Crucial P5 1TB M.2 NVMe SSD Review
PCMark 10 Storage Benchmarks
PCMark 10
PCMark 8 was originally introduced in 2013 and the storage test uses only one thread to do everything. We are by no means living in the single-core era thanks to corporations like AMD offering CPUs with higher core counts than ever before. PCMark 10 Storage uses all the CPU cores available on the platform being tested and has been validated to support up to 5GB/s bandwidth. About half the available cores/threads are being used for generating the data needed for I/O and the other half are tasked with sending out I/Os. The I/O in both PCMark 8 and PCMark 10 is asynchronous. That means that the thread sending an I/O does not sit waiting for it to complete, but can instead queue more I/O to match the queue depth in the recorded trace. The CPU thread count used by the benchmark does not equal to the queue depth seen by the storage device. Most modern software has been written to be a muilthreaded solution where it can push IOs from multiple threads. This should play top the strengths of NVMe devices that have come out in recent years as they were designed to handle multiple queues at the same time. So, the take home message here is that PCMark 10 takes advantage of all available threads and uses newer real-world traces.

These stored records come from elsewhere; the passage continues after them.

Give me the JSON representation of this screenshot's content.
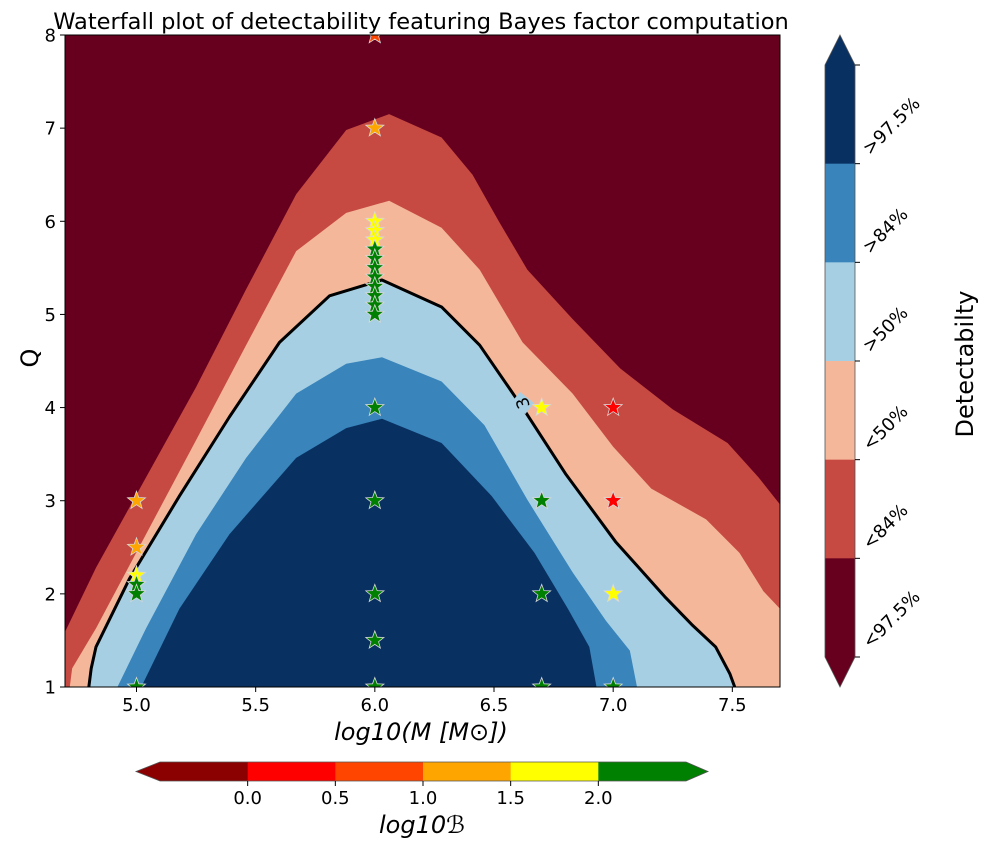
{
  "chart_data": {
    "type": "contour",
    "title": "Waterfall plot of detectability featuring Bayes factor computation",
    "xlabel": "log10(M [M⊙])",
    "ylabel": "Q",
    "xlim": [
      4.7,
      7.7
    ],
    "ylim": [
      1,
      8
    ],
    "xticks": [
      5.0,
      5.5,
      6.0,
      6.5,
      7.0,
      7.5
    ],
    "xtick_labels": [
      "5.0",
      "5.5",
      "6.0",
      "6.5",
      "7.0",
      "7.5"
    ],
    "yticks": [
      1,
      2,
      3,
      4,
      5,
      6,
      7,
      8
    ],
    "ytick_labels": [
      "1",
      "2",
      "3",
      "4",
      "5",
      "6",
      "7",
      "8"
    ],
    "grid": false,
    "detectability": {
      "label": "Detectabilty",
      "levels": [
        {
          "label": "<97.5%",
          "color": "#67001f"
        },
        {
          "label": "<84%",
          "color": "#c64a41"
        },
        {
          "label": "<50%",
          "color": "#f5b799"
        },
        {
          "label": ">50%",
          "color": "#a7cfe3"
        },
        {
          "label": ">84%",
          "color": "#3884bb"
        },
        {
          "label": ">97.5%",
          "color": "#083061"
        }
      ],
      "boundaries": [
        {
          "inner_level": "<84%",
          "points": [
            [
              4.7,
              1.59
            ],
            [
              4.83,
              2.28
            ],
            [
              5.04,
              3.25
            ],
            [
              5.25,
              4.22
            ],
            [
              5.46,
              5.27
            ],
            [
              5.67,
              6.29
            ],
            [
              5.88,
              6.98
            ],
            [
              6.06,
              7.15
            ],
            [
              6.28,
              6.9
            ],
            [
              6.41,
              6.5
            ],
            [
              6.52,
              6.0
            ],
            [
              6.64,
              5.48
            ],
            [
              6.83,
              4.95
            ],
            [
              7.03,
              4.42
            ],
            [
              7.25,
              3.98
            ],
            [
              7.48,
              3.62
            ],
            [
              7.61,
              3.25
            ],
            [
              7.7,
              2.96
            ]
          ]
        },
        {
          "inner_level": "<50%",
          "points": [
            [
              4.72,
              1.0
            ],
            [
              4.73,
              1.2
            ],
            [
              4.83,
              1.63
            ],
            [
              5.04,
              2.64
            ],
            [
              5.25,
              3.65
            ],
            [
              5.46,
              4.67
            ],
            [
              5.67,
              5.68
            ],
            [
              5.88,
              6.09
            ],
            [
              6.06,
              6.22
            ],
            [
              6.28,
              5.93
            ],
            [
              6.44,
              5.48
            ],
            [
              6.62,
              4.7
            ],
            [
              6.83,
              4.15
            ],
            [
              7.0,
              3.58
            ],
            [
              7.16,
              3.13
            ],
            [
              7.39,
              2.8
            ],
            [
              7.53,
              2.44
            ],
            [
              7.63,
              2.03
            ],
            [
              7.7,
              1.84
            ]
          ]
        },
        {
          "inner_level": ">50%",
          "points": [
            [
              4.8,
              1.0
            ],
            [
              4.81,
              1.2
            ],
            [
              4.83,
              1.43
            ],
            [
              4.97,
              2.16
            ],
            [
              5.18,
              3.05
            ],
            [
              5.39,
              3.9
            ],
            [
              5.6,
              4.7
            ],
            [
              5.81,
              5.2
            ],
            [
              6.03,
              5.37
            ],
            [
              6.28,
              5.08
            ],
            [
              6.44,
              4.67
            ],
            [
              6.62,
              4.0
            ],
            [
              6.8,
              3.29
            ],
            [
              7.01,
              2.56
            ],
            [
              7.22,
              1.96
            ],
            [
              7.33,
              1.67
            ],
            [
              7.43,
              1.43
            ],
            [
              7.49,
              1.14
            ],
            [
              7.51,
              1.0
            ]
          ]
        },
        {
          "inner_level": ">84%",
          "points": [
            [
              4.92,
              1.0
            ],
            [
              5.04,
              1.63
            ],
            [
              5.25,
              2.64
            ],
            [
              5.46,
              3.46
            ],
            [
              5.67,
              4.15
            ],
            [
              5.88,
              4.47
            ],
            [
              6.03,
              4.54
            ],
            [
              6.28,
              4.28
            ],
            [
              6.46,
              3.81
            ],
            [
              6.64,
              3.01
            ],
            [
              6.83,
              2.23
            ],
            [
              6.97,
              1.71
            ],
            [
              7.07,
              1.39
            ],
            [
              7.1,
              1.0
            ]
          ]
        },
        {
          "inner_level": ">97.5%",
          "points": [
            [
              5.02,
              1.0
            ],
            [
              5.18,
              1.84
            ],
            [
              5.39,
              2.64
            ],
            [
              5.67,
              3.46
            ],
            [
              5.88,
              3.78
            ],
            [
              6.03,
              3.88
            ],
            [
              6.28,
              3.62
            ],
            [
              6.49,
              3.05
            ],
            [
              6.67,
              2.44
            ],
            [
              6.81,
              1.84
            ],
            [
              6.9,
              1.43
            ],
            [
              6.93,
              1.0
            ]
          ]
        }
      ],
      "contour_line": {
        "level_label": "3",
        "label_at": [
          6.62,
          4.05
        ],
        "color": "#000000"
      }
    },
    "bayes_factor": {
      "label": "log10ℬ",
      "ticks": [
        0.0,
        0.5,
        1.0,
        1.5,
        2.0
      ],
      "tick_labels": [
        "0.0",
        "0.5",
        "1.0",
        "1.5",
        "2.0"
      ],
      "colors": [
        "#8b0000",
        "#ff0000",
        "#ff4500",
        "#ffa500",
        "#ffff00",
        "#008000"
      ],
      "extend": "both"
    },
    "points": [
      {
        "x": 5.0,
        "y": 3.0,
        "color": "#ffa500"
      },
      {
        "x": 5.0,
        "y": 2.5,
        "color": "#ffa500"
      },
      {
        "x": 5.0,
        "y": 2.2,
        "color": "#ffff00"
      },
      {
        "x": 5.0,
        "y": 2.1,
        "color": "#008000"
      },
      {
        "x": 5.0,
        "y": 2.0,
        "color": "#008000"
      },
      {
        "x": 5.0,
        "y": 1.0,
        "color": "#008000"
      },
      {
        "x": 6.0,
        "y": 8.0,
        "color": "#ff4500"
      },
      {
        "x": 6.0,
        "y": 7.0,
        "color": "#ffa500"
      },
      {
        "x": 6.0,
        "y": 6.0,
        "color": "#ffff00"
      },
      {
        "x": 6.0,
        "y": 5.9,
        "color": "#ffff00"
      },
      {
        "x": 6.0,
        "y": 5.8,
        "color": "#ffff00"
      },
      {
        "x": 6.0,
        "y": 5.7,
        "color": "#008000"
      },
      {
        "x": 6.0,
        "y": 5.6,
        "color": "#008000"
      },
      {
        "x": 6.0,
        "y": 5.5,
        "color": "#008000"
      },
      {
        "x": 6.0,
        "y": 5.4,
        "color": "#008000"
      },
      {
        "x": 6.0,
        "y": 5.3,
        "color": "#008000"
      },
      {
        "x": 6.0,
        "y": 5.2,
        "color": "#008000"
      },
      {
        "x": 6.0,
        "y": 5.1,
        "color": "#008000"
      },
      {
        "x": 6.0,
        "y": 5.0,
        "color": "#008000"
      },
      {
        "x": 6.0,
        "y": 4.0,
        "color": "#008000"
      },
      {
        "x": 6.0,
        "y": 3.0,
        "color": "#008000"
      },
      {
        "x": 6.0,
        "y": 2.0,
        "color": "#008000"
      },
      {
        "x": 6.0,
        "y": 1.5,
        "color": "#008000"
      },
      {
        "x": 6.0,
        "y": 1.0,
        "color": "#008000"
      },
      {
        "x": 6.7,
        "y": 4.0,
        "color": "#ffff00"
      },
      {
        "x": 6.7,
        "y": 3.0,
        "color": "#008000"
      },
      {
        "x": 6.7,
        "y": 2.0,
        "color": "#008000"
      },
      {
        "x": 6.7,
        "y": 1.0,
        "color": "#008000"
      },
      {
        "x": 7.0,
        "y": 4.0,
        "color": "#ff0000"
      },
      {
        "x": 7.0,
        "y": 3.0,
        "color": "#ff0000"
      },
      {
        "x": 7.0,
        "y": 2.0,
        "color": "#ffff00"
      },
      {
        "x": 7.0,
        "y": 1.0,
        "color": "#008000"
      }
    ]
  }
}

PCMark 10 – Full System Drive Benchmark Results:
The first test that we will be running is the PCMark 10 Full System Drive Benchmark. This benchmark uses a wide-ranging set of real-world traces from popular applications and common tasks to fully test the performance of the fastest modern drives. The goal of the benchmark is to show meaningful real-world performance differences between fast storage technologies such as SATA, NVMe, and Intels Optane. The Full System Drive Benchmark uses 23 traces, running 3 passes with each trace. Some of the traces include booting Windows 10 and start times for games titles Battlefield V, Call of Duty Black Ops 4, and Overwatch. It typically takes an hour to run and the number of bytes written to the drive during test with default settings is 204 GB.
On the full system drive benchmark the results show the Crucial P5 1TB drives finished in the middle of the pack with an overall score in the Full system drive benchmark. The exact score was 1,448 points.
The PCMark 10 Storage Benchmarks overall score is calculated from the bandwidth and average access time sub-scores. The bandwidth subtest is defined by UL in PCMark 10 as bandwidth = bytes / busy_time_for_read_and_write. Here the Crucial P5 1TB NVMe SSD averaged 232.2 MB/s.
The final subtest result is the average access time. During a trace playback in PCMark 10, the start and end time is measured for each I/O. So, the average access time is derived from the end time of an I/O subtracted from the start time of that operation. The Crucial P5 1TB drive had an average access time of 116 microseconds.
PCMark 10 – Quick System Drive Benchmark Results:
The second and final test that we will be running is the PCMark 10 Quick System Drive Benchmark. The Quick System Drive Benchmark is a shorter test with a smaller set of less demanding real-world traces. This benchmark is better suited for testing entry performance level and lower capacity drives in less demanding use scenarios. The benchmark is designed to measure the performance of small system drives from traditional spinning drives (HDDs) at the low end and entry-level PCI Express SSDs at the high end. The Quick System Drive Benchmark uses 6 traces, running 3 passes with each trace. Three of the traces involve copying JPEG images and the other three use Microsoft Excel, Adobe Illustrator, and Adobe Photoshop. It typically takes 20 minutes to run and the number of bytes written to the drive during test with default settings is 23 GB.
On this lighter workload the Crucial P5 1TB drive moves up a performance spot and does better than the Intel SSD 665p 1TB SSD with QLC NAND Flash.
In the PCMark 10 quick storage drive benchmark bandwidth test the Crucial P5 1TB scored 224.7 MB/s.
The average access time on the Crucial P5 1TB was 70 microseconds on the quick system drive benchmark workload.